I laughed despite everything, the memory surfacing easily. "I remember. I won the bet."

"You threw up an hour later," she said, smiling faintly, some light returning to her eyes. "In Mrs. Peterson's rose bushes."

"Yeah," I admitted. "And she made me replant three of them as punishment. Didn't eat chocolate for a year after that. Couldn't even look at a Snickers without feeling nauseous."

"It was disgusting," she said, but she was grinning now, some of the color returning to her face, the normal Sophie emerging from underneath the trauma.

"You still gave me your water bottle," I pointed out. "And didn't tell anyone what happened. Could've held it over me forever, but you didn't."

"Because that's what friends do," she said simply, like it was the most obvious thing in the world.

The word settled between us—friends—and I didn't correct it. Didn't push for something more, didn't try to name what was shifting between us. Just let it be what it needed to be right now.

We finished eating in comfortable silence. I cleaned up, rinsing plates and putting them in the sink, the water running hot over my hands, buying myself time to think through what happened next, what she needed, what I could actually give.

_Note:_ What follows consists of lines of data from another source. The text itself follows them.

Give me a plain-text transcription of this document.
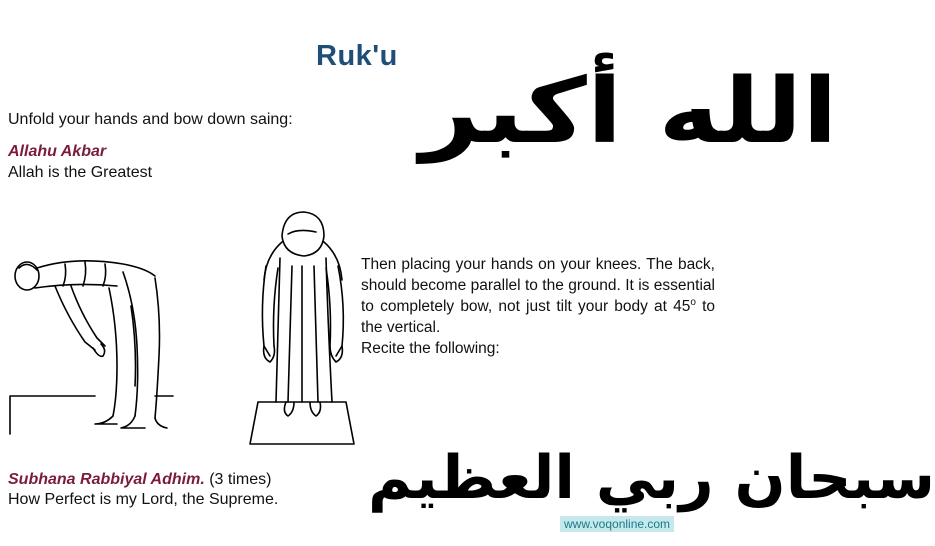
Ruk'u
الله أكبر

Unfold your hands and bow down saing:

Allahu Akbar

Allah is the Greatest

Then placing your hands on your knees. The back, should become parallel to the ground. It is essential to completely bow, not just tilt your body at 45$^o$ to the vertical.
Recite the following:
سبحان ربي العظيم

Subhana Rabbiyal Adhim. (3 times)

How Perfect is my Lord, the Supreme.

www.voqonline.com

"What do you want to do now?" I asked, turning back to her.

She shrugged, noncommittal, too tired to make decisions. But I could see the exhaustion all over her—in the slump of her shoulders, the heaviness of her eyelids, the way she moved like gravity had doubled and every motion cost more than it should.

"You should take a nap," I said gently.

She nodded, already yawning, her hand coming up to cover her mouth. "Yeah. Maybe that's a good idea."

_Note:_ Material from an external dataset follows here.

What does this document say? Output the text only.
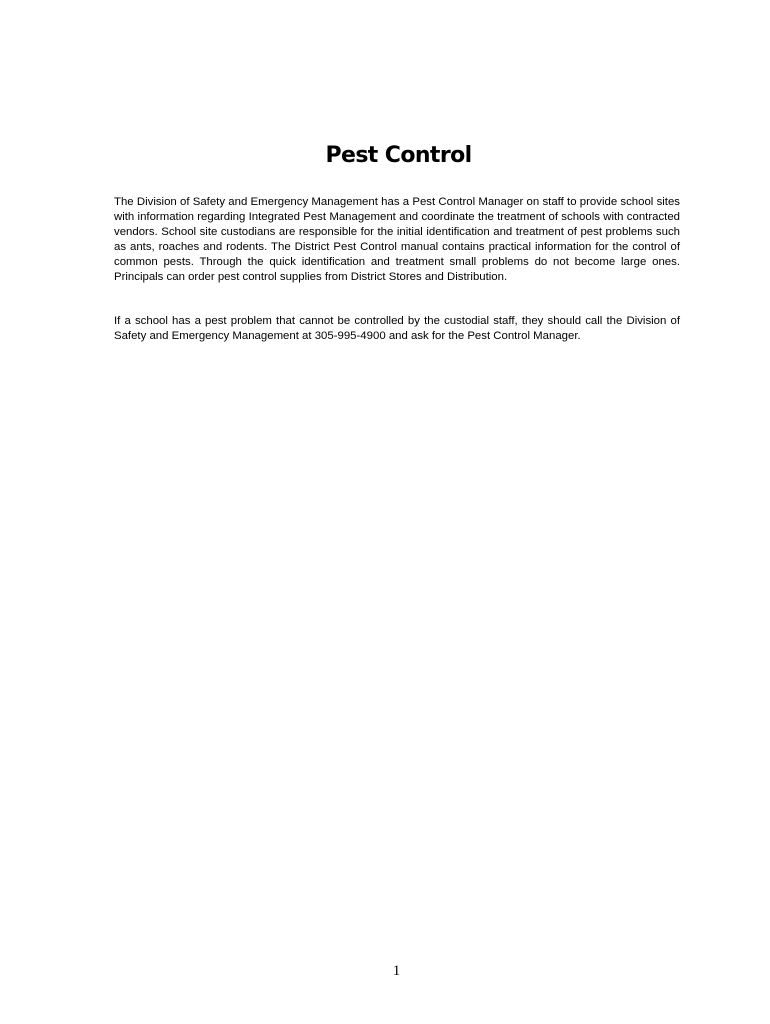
Pest Control

The Division of Safety and Emergency Management has a Pest Control Manager on staff to provide school sites with information regarding Integrated Pest Management and coordinate the treatment of schools with contracted vendors. School site custodians are responsible for the initial identification and treatment of pest problems such as ants, roaches and rodents. The District Pest Control manual contains practical information for the control of common pests. Through the quick identification and treatment small problems do not become large ones. Principals can order pest control supplies from District Stores and Distribution.

If a school has a pest problem that cannot be controlled by the custodial staff, they should call the Division of Safety and Emergency Management at 305-995-4900 and ask for the Pest Control Manager.

1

I led her to my room, down the narrow hallway, past Mama P's closed door. My room was small, simple—just a bed and a nightstand and a window that looked out onto the quiet street. But Mama P had put flowers in a vase on the bedside table—fresh daisies, bright yellow against the white sheets, like she'd known someone would need them, like she always knew what people needed before they asked.

I pulled back the covers. Sophie slipped off her shoes slowly, one at a time, and climbed in with the careful movements of someone who'd used up all their energy and was running on fumes and willpower. Her eyes were already fluttering closed before her head hit the pillow.

As much as I wanted to lie there next to her, hold her, make sure she was okay, keep watch in case the panic came back in her dreams—I couldn't.

That wasn't what she needed right now. She needed space. Safety. Rest.

"I'll be in the living room," I said quietly, my voice barely above a whisper. "Take your time. Sleep as long as you need. I'm not going anywhere."

She nodded, but I wasn't sure she heard me. Her breathing was already evening out, her face smoothing into something peaceful, the tension finally draining from her body.